Couldn't find a dedicated thread on this so here goes ...

Ok, RoG stands for Rocket-fighters over Germany -- 1944 & the new jet engines prove very unreliable untill 1950 so all new fighters get rocket power instead ....

Germany has the Me-163, Me.P-1106 (rocket 262 Dart) & a few other similar a/c (no puse-jets due to the high dental bills from pilots with loose teeth after each mission & stress fractures on a/craft).  Italy gets a modified Campini ...  Japan has its Ohka variants -- what about larger ground-launched ones with slightly more loiter-time ??

What about the Allies ??  America builds the Bell RXF-1 Trans-Sonic (just) & the Northrop XP-79R ??

England brings forward some of the Fairey projects & the Saunders-Roe SR-53 but with pure rocket power instead of mixed jet/rocket ?  English Electric goes crazy on advancing the Lightning design & in late 1945 fields the Lightning FR-1 with dual rocket power instead of twin Avons .... of course, it needs a massive belly drop-tank for fuel (like the space-shuttle) to get it to altitude so it's ramp-launched & naturally gets dubbed the "Frightning" by pilots ...

For fuel, Germany sticks with C-stoff & T-stoff, while the Allies go for an equally dangerous mix of ultra-high octane "PyroGasoline" with Lox catalyst called Pox ...

Get that pulped brain-matter working ....
you may as well all give up -- the truth is much stranger than fiction.

I'm not sick ... just a little unwell.

Weaver

You need advanced aerodynamic work to get either the SR-53 or Lightning into service, and that takes time. The earliest British rocket plane proposal I can think of is a Hawker P.1040 with a rocket booster in the tail, made possible by the split jet pipes.
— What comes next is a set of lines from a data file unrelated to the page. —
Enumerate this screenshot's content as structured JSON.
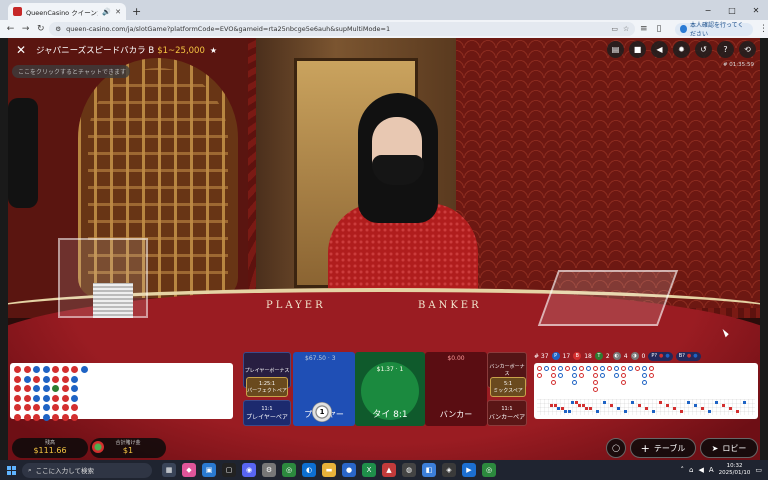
{
  "browser": {
    "tab_title": "QueenCasino クイーンカジノ",
    "url": "queen-casino.com/ja/slotGame?platformCode=EVO&gameid=rta25nbcge5e6auh&supMultiMode=1",
    "profile_label": "本人確認を行ってください",
    "window_controls": [
      "−",
      "□",
      "✕"
    ]
  },
  "game": {
    "title": "ジャパニーズスピードバカラ B",
    "limits": "$1~25,000",
    "game_id": "# 01:35:59",
    "chat_placeholder": "ここをクリックするとチャットできます",
    "table_labels": {
      "player": "PLAYER",
      "banker": "BANKER"
    },
    "hud_icons": [
      "chat-icon",
      "video-icon",
      "volume-icon",
      "settings-icon",
      "history-icon",
      "help-icon",
      "fullscreen-icon"
    ]
  },
  "stats": {
    "total": "# 37",
    "player": "17",
    "banker": "18",
    "tie": "2",
    "player_pair_count": "4",
    "banker_pair_count": "0",
    "p_label": "P?",
    "b_label": "B?"
  },
  "bead_road": [
    "B",
    "B",
    "B",
    "B",
    "B",
    "B",
    "B",
    "P",
    "B",
    "B",
    "B",
    "B",
    "P",
    "B",
    "P",
    "P",
    "B",
    "B",
    "P",
    "P",
    "P",
    "P",
    "P",
    "P",
    "B",
    "B",
    "T",
    "B",
    "B",
    "B",
    "B",
    "B",
    "B",
    "B",
    "B",
    "B",
    "B",
    "P",
    "P",
    "P",
    "B",
    "B",
    "P",
    "E",
    "E",
    "E",
    "E",
    "E"
  ],
  "big_road": [
    "B",
    "B",
    "E",
    "E",
    "E",
    "E",
    "P",
    "E",
    "E",
    "E",
    "E",
    "E",
    "B",
    "B",
    "B",
    "E",
    "E",
    "E",
    "P",
    "P",
    "E",
    "E",
    "E",
    "E",
    "B",
    "E",
    "E",
    "E",
    "E",
    "E",
    "P",
    "P",
    "P",
    "E",
    "E",
    "E",
    "B",
    "B",
    "E",
    "E",
    "E",
    "E",
    "P",
    "E",
    "E",
    "E",
    "E",
    "E",
    "B",
    "B",
    "B",
    "B",
    "E",
    "E",
    "P",
    "P",
    "E",
    "E",
    "E",
    "E",
    "B",
    "E",
    "E",
    "E",
    "E",
    "E",
    "P",
    "P",
    "E",
    "E",
    "E",
    "E",
    "B",
    "B",
    "B",
    "E",
    "E",
    "E",
    "P",
    "E",
    "E",
    "E",
    "E",
    "E",
    "B",
    "E",
    "E",
    "E",
    "E",
    "E",
    "P",
    "P",
    "P",
    "E",
    "E",
    "E",
    "B",
    "B",
    "E",
    "E",
    "E",
    "E",
    "E",
    "E",
    "E",
    "E",
    "E",
    "E",
    "E",
    "E",
    "E",
    "E",
    "E",
    "E",
    "E",
    "E",
    "E",
    "E",
    "E",
    "E"
  ],
  "bets": {
    "player_bonus": "プレイヤーボーナス",
    "player_perfect_odds": "1:25:1",
    "player_perfect": "パーフェクトペア",
    "player_pair_odds": "11:1",
    "player_pair": "プレイヤーペア",
    "player_amount": "$67.50",
    "player_count": "3",
    "player": "プレイヤー",
    "tie_amount": "$1.37",
    "tie_count": "1",
    "tie": "タイ 8:1",
    "banker_amount": "$0.00",
    "banker": "バンカー",
    "banker_bonus": "バンカーボーナス",
    "banker_super_odds": "5:1",
    "banker_super": "ミックスペア",
    "banker_pair_odds": "11:1",
    "banker_pair": "バンカーペア",
    "chip_value": "1"
  },
  "footer": {
    "balance_label": "残高",
    "balance": "$111.66",
    "total_bet_label": "合計賭け金",
    "total_bet": "$1",
    "table_button": "テーブル",
    "lobby_button": "ロビー"
  },
  "taskbar": {
    "search_placeholder": "ここに入力して検索",
    "time": "10:32",
    "date": "2025/01/10",
    "ime": "A"
  },
  "colors": {
    "banker": "#d32f2f",
    "player": "#1e63c4",
    "tie": "#2e7d32",
    "gold": "#f5c542"
  }
}
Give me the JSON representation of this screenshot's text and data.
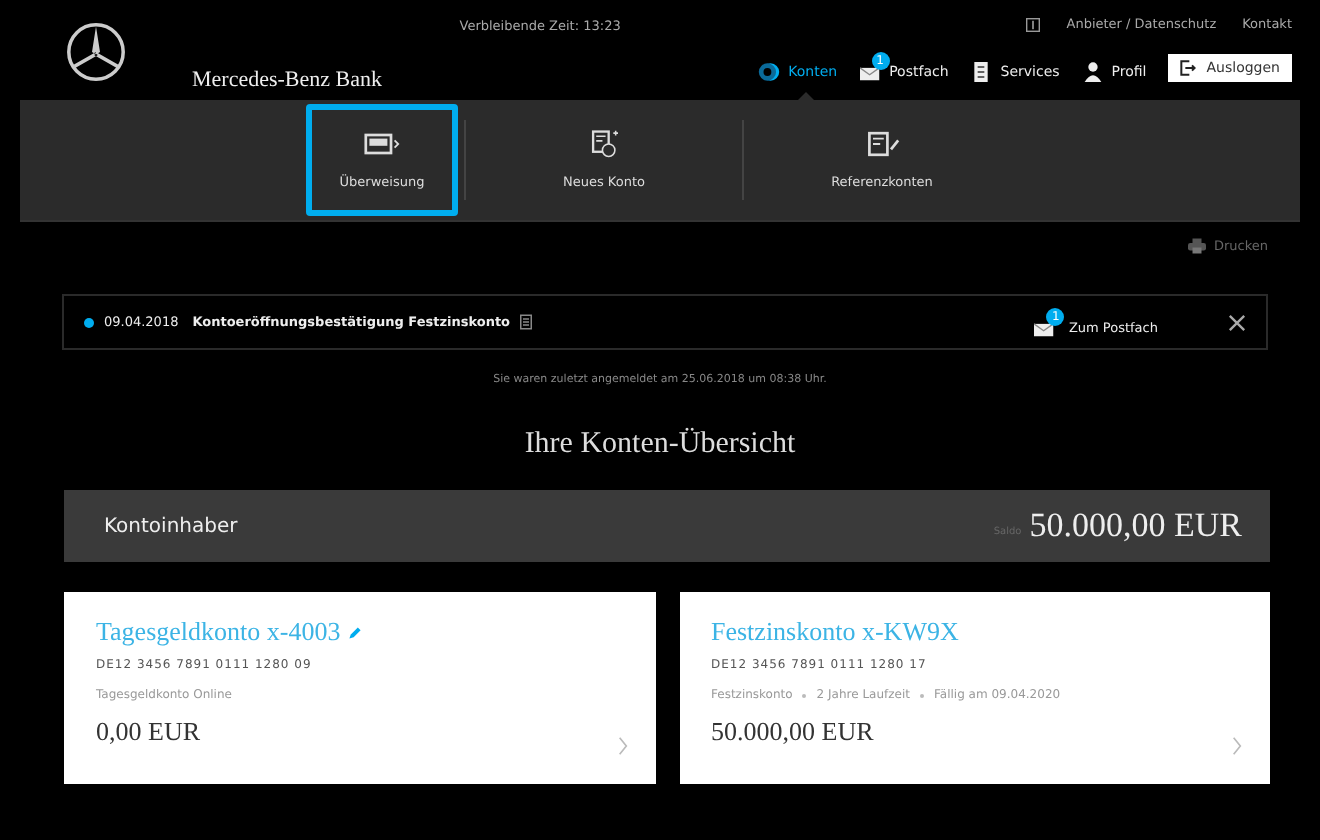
{
  "header": {
    "brand": "Mercedes-Benz Bank",
    "session": "Verbleibende Zeit: 13:23",
    "top_links": [
      "Anbieter / Datenschutz",
      "Kontakt"
    ],
    "nav": [
      {
        "label": "Konten",
        "kind": "accounts",
        "selected": true
      },
      {
        "label": "Postfach",
        "kind": "mail",
        "badge": "1",
        "selected": false
      },
      {
        "label": "Services",
        "kind": "services",
        "selected": false
      },
      {
        "label": "Profil",
        "kind": "profile",
        "selected": false
      }
    ],
    "logout": "Ausloggen"
  },
  "submenu": [
    {
      "label": "Überweisung",
      "kind": "transfer",
      "selected": true
    },
    {
      "label": "Neues Konto",
      "kind": "new",
      "selected": false
    },
    {
      "label": "Referenzkonten",
      "kind": "reference",
      "selected": false
    }
  ],
  "print": "Drucken",
  "notice": {
    "date": "09.04.2018",
    "text": "Kontoeröffnungsbestätigung Festzinskonto",
    "unread": true,
    "mail_badge": "1",
    "mail_link": "Zum Postfach"
  },
  "last_login": "Sie waren zuletzt angemeldet am 25.06.2018 um 08:38 Uhr.",
  "heading": "Ihre Konten-Übersicht",
  "owner": {
    "label": "Kontoinhaber",
    "saldo_label": "Saldo",
    "saldo": "50.000,00 EUR"
  },
  "accounts": [
    {
      "name": "Tagesgeldkonto x-4003",
      "editable": true,
      "iban": "DE12 3456 7891 0111 1280 09",
      "details": [
        "Tagesgeldkonto Online"
      ],
      "balance": "0,00 EUR"
    },
    {
      "name": "Festzinskonto x-KW9X",
      "editable": false,
      "iban": "DE12 3456 7891 0111 1280 17",
      "details": [
        "Festzinskonto",
        "2 Jahre Laufzeit",
        "Fällig am 09.04.2020"
      ],
      "balance": "50.000,00 EUR"
    }
  ]
}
If the jet wasn't available, then a similar body shape might be favoured, with a spherical LOX tank at the widest point and kerosene tanks fore and aft of it.

My Gloster Goblin used similar logic: http://www.whatifmodelers.com/index.php/topic,26991.0.html
"Things need not have happened to be true. Tales and dreams are the shadow-truths that will endure when mere facts are dust and ashes, and forgot."
 - Sandman: A Midsummer Night's Dream, by Neil Gaiman

"I dunno, I'm making this up as I go."
 - Indiana Jones

jcf

Rocket fighters are pretty much useless as anything other than purely defensive point-interceptors, so while I can see some
increased German usage in that role, Allied offensive use is doubtful. Except perhaps as sprint boosters for piston-engined
aircraft.

Many US projects used fuming red nitric acid rocket motors.

BTW the Soviets are the more likely user as their projects were in a more advanced state than those in the US or UK,
or Germany for that matter, as the first flight of rocket powerd interceptor was made by the Bereznyak-Isayev BI on
10 September 1942. The Russians explored other concepts during the war and did a lot of work on rocket boosted
conventional aircraft

The 1945 Hawker P.1046 proposal was a Naval P.1040 with a rocket booster. The P.1040 (P.1035 with R-R B.41 engine)
was the basis for the Sea Hawk.

The forerunner of the SR.53 was the SARO P.154 pure-rocket interceptor tendered to Spec. F.124T in 1952.